Suite à cette troisième lecture dans l’univers de Malazan sous la plume de Ian C. Esslemont, je crains qu’il ne maîtrise en effet pas autant l’univers que Steven Erikson. C’est d’autant plus dommage que les deux compères ont l’air de se vouer une excellente amitié qui se traduit par une coopération et une coordination sans faille.
Stonewielder raconte donc une nouvelle histoire de rivalité entre les forces de Malazan et un puissant ennemi. Cette fois-ci, il s’agit d’un des peuples qu’ils avaient naguère conquis, dont les ambitions de rébellion coïncident avec l’apparition de culte de la « Dame ». Il s’agit donc d’un récit dont les deux principales thématiques reposent sur le fanatisme religieux et la guerre. C’est entraînant et efficace, certes, mais comme j’ai souligné dans le premier paragraphe, il manque une certaine substance. Pour comparer une fois encore, Steven Erikson n’hésite pas à nous présenter des chapitres riches en action, sauf qu’au préalable il s’efforce de rendre les personnages attachants et de décrire des batailles riches en émotion, et parfois même en poésie. Ici, malgré quelques passages haletants, j’ai l’impression qu’Esslemont se contente de « décrire ce qu’il se passe ». La plume est un simple témoin des événements et non une force motrice, vibrant à l’intensité des événements. Lorsqu’on passe d’un auteur à l’autre, la différence me semble particulièrement flagrant ?
Est-ce pour autant un mauvais livre ? Non, je n’irai pas jusque-là. Car là où la forme faiblit contraste le fond. Esslemont a compris les enjeux de ce riche univers fantasy et pose une nouvelle pierre à l’édifice. Rarement un tome n’aura semblé aussi « déconnecté » de la saga principale, hormis quelques personnages faisant leur apparition, si bien que nous sommes pleinement focalisés sur les événements. Et une fois encore malgré la présence évidente d’un camp envahisseur et un autre résistant, un effort est fourni pour nous montrer de la nuance.
À défaut d’atteindre le niveau de la saga principale, certains personnages sont attachants. Kyle et Kiska font leur grand retour et leur jeunesse détonne d’autant plus parmi des personnages plus expérimentés, à l’instar de Greymane, Iron Bars, Devaleth et Nok.
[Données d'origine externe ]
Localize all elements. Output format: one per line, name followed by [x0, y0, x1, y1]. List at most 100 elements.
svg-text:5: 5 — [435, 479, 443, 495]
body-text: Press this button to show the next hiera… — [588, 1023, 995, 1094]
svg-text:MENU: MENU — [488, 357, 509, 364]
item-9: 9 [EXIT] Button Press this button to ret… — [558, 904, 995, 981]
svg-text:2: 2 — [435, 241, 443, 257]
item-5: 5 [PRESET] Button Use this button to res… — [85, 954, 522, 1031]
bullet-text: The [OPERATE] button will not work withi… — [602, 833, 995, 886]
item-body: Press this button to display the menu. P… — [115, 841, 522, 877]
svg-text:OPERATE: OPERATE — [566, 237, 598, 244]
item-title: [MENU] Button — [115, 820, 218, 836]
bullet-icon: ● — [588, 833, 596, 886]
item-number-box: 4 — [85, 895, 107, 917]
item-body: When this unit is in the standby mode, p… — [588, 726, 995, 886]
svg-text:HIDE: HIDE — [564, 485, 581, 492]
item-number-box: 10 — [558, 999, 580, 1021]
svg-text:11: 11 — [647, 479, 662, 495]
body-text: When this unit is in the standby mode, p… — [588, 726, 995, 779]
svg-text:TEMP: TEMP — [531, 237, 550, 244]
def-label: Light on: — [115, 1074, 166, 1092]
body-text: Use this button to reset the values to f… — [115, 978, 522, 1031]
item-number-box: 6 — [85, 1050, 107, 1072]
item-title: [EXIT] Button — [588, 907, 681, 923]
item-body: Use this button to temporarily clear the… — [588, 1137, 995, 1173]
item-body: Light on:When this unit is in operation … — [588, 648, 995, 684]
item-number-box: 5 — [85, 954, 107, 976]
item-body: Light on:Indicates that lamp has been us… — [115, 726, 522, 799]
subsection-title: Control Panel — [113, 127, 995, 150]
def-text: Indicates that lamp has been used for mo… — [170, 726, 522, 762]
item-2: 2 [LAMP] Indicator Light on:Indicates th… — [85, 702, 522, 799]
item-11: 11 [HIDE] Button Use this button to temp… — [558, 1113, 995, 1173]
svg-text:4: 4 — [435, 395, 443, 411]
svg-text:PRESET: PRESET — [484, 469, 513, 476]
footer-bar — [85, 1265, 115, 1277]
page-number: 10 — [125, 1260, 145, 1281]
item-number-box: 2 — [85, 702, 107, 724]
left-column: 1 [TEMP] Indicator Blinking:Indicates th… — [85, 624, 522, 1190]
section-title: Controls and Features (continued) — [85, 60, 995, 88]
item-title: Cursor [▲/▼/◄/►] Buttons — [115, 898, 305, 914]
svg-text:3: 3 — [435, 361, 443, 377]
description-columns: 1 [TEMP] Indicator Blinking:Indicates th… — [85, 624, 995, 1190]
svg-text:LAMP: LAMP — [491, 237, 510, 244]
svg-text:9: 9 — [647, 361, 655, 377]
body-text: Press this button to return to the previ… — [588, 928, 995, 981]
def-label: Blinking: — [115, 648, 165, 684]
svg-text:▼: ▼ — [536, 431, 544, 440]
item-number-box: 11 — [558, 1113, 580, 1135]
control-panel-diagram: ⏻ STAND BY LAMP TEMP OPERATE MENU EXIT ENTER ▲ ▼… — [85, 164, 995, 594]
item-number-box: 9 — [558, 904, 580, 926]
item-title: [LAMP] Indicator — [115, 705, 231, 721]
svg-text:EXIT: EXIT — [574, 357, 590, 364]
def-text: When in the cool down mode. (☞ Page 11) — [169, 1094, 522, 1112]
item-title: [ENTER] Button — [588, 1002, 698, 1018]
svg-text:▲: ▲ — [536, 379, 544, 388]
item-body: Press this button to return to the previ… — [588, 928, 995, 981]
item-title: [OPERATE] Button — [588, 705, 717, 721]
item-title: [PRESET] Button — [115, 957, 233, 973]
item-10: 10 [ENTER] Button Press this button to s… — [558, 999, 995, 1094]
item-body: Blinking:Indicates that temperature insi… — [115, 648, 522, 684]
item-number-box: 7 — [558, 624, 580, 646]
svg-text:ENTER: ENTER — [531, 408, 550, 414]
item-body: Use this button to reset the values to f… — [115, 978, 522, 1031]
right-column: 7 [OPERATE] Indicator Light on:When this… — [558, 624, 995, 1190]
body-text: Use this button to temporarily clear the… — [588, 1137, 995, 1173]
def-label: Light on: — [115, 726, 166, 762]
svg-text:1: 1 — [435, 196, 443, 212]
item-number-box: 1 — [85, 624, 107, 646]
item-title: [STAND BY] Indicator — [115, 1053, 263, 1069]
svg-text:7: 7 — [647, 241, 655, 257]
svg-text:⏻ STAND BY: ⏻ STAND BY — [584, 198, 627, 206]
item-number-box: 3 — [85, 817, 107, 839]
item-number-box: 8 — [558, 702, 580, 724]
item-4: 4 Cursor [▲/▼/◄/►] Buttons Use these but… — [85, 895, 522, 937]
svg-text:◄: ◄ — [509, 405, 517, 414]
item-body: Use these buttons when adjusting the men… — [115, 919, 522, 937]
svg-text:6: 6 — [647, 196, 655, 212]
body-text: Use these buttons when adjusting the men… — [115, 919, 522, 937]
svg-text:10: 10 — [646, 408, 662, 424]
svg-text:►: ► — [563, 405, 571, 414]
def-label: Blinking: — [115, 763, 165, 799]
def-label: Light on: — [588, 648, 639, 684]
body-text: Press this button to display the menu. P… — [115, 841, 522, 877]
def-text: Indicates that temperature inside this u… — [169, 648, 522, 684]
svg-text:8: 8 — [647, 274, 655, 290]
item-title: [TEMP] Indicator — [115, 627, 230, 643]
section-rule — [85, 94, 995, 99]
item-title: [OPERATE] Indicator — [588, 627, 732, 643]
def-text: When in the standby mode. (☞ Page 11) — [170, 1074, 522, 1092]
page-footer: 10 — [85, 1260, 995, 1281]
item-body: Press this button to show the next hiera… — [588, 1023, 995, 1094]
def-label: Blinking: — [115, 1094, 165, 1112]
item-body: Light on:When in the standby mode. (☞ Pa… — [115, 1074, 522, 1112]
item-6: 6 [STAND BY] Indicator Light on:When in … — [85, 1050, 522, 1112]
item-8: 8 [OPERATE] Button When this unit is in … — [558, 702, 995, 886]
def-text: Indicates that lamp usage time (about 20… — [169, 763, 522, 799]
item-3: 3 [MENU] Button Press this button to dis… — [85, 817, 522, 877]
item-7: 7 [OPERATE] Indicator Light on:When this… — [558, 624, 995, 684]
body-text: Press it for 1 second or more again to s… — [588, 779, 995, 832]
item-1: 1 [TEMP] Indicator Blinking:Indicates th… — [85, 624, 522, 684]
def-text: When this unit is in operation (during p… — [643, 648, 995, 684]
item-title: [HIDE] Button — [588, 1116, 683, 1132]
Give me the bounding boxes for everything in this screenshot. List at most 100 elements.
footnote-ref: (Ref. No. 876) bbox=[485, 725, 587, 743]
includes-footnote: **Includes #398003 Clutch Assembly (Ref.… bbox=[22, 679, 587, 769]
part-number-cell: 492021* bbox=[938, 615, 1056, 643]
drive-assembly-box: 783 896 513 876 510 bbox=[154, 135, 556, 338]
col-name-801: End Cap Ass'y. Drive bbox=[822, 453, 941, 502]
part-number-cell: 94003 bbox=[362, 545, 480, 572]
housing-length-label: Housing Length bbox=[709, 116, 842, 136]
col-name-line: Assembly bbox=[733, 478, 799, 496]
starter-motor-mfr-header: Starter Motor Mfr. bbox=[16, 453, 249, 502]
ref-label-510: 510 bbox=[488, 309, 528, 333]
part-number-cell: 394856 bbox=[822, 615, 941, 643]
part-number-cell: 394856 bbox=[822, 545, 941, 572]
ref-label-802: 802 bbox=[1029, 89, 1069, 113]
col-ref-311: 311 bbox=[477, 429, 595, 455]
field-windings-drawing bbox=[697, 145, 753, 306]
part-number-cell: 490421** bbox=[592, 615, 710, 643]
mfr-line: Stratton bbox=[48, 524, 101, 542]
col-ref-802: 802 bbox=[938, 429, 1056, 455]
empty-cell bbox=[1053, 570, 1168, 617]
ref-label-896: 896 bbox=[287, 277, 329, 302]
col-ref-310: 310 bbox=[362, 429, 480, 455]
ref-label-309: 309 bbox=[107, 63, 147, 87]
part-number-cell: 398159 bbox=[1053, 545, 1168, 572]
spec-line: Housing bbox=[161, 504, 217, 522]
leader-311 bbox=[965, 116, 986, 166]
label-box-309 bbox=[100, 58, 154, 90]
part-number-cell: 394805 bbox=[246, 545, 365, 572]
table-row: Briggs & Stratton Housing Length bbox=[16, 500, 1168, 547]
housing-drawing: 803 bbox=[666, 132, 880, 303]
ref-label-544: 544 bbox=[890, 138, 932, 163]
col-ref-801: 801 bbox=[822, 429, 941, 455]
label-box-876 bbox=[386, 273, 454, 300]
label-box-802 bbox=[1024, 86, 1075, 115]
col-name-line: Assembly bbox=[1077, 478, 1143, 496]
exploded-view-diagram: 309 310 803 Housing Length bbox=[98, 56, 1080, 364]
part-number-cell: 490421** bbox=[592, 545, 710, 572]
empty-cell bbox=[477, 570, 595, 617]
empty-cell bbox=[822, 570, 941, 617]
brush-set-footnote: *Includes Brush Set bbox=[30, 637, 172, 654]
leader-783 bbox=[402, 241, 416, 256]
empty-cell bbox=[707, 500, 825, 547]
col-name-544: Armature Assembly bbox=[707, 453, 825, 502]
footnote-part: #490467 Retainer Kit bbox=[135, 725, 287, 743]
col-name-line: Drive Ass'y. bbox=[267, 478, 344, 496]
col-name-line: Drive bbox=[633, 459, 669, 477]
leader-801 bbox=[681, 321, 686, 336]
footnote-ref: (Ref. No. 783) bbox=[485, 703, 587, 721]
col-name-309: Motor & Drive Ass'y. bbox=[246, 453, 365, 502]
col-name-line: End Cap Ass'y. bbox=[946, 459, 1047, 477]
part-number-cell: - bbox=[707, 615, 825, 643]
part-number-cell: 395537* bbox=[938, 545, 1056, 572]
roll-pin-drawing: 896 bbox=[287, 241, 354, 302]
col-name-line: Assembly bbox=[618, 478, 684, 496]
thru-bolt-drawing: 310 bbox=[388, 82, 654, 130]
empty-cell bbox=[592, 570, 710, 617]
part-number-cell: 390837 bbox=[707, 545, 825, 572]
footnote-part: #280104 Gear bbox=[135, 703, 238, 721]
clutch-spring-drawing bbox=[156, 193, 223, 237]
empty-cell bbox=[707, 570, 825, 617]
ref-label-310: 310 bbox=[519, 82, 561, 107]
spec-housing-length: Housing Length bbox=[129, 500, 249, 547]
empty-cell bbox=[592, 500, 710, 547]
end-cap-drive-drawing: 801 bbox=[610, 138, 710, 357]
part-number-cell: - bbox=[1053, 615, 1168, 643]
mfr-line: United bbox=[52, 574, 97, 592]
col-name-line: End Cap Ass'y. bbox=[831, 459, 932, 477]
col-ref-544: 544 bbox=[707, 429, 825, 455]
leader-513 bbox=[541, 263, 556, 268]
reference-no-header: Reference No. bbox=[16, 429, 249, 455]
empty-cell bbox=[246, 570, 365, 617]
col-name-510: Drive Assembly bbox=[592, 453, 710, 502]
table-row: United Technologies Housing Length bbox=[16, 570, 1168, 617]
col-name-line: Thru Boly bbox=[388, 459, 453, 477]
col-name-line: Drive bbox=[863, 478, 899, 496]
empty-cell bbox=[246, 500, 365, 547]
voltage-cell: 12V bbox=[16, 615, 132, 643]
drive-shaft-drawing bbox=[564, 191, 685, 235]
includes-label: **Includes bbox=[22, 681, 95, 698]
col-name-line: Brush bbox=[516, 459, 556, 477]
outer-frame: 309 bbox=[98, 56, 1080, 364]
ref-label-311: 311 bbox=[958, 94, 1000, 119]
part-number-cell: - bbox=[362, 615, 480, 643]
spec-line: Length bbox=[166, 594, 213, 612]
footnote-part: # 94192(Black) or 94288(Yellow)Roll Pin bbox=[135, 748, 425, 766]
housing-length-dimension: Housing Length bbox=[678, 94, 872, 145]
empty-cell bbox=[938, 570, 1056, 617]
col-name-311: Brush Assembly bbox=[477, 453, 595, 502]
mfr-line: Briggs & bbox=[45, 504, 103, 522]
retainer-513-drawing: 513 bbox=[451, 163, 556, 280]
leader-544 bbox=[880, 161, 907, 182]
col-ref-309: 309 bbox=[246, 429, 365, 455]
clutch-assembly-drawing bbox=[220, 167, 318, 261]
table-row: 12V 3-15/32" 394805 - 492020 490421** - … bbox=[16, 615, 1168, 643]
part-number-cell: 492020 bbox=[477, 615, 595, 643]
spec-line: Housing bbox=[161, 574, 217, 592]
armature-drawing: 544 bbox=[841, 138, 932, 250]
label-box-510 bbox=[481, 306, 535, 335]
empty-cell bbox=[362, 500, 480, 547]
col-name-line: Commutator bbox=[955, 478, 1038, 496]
Et si la badass Martal, dit « la Reine Noire » (parce qu’elle s’équipe d’une armure intégralement noire) m’a bien plu par ses talents combattifs et de répartie, Ivanr est le personnage m’ayant le plus touché. Il est l’homme dépassé par la situation, à qui on attendra de trop, et qui incarne par les espoirs qu’on lui donne les messages forts de ce livre.
Si je savoure chaque livre de la saga principale, je dévore les hors-séries plus rapidement. Bonne chose ou mauvaise chose ? Je l’ignore, toujours est-il qu’à défaut de pouvoir les classer parmi mes lectures favorites, ils me permettent d’en découvrir davantage de cet univers, je suppose que c’est déjà ça.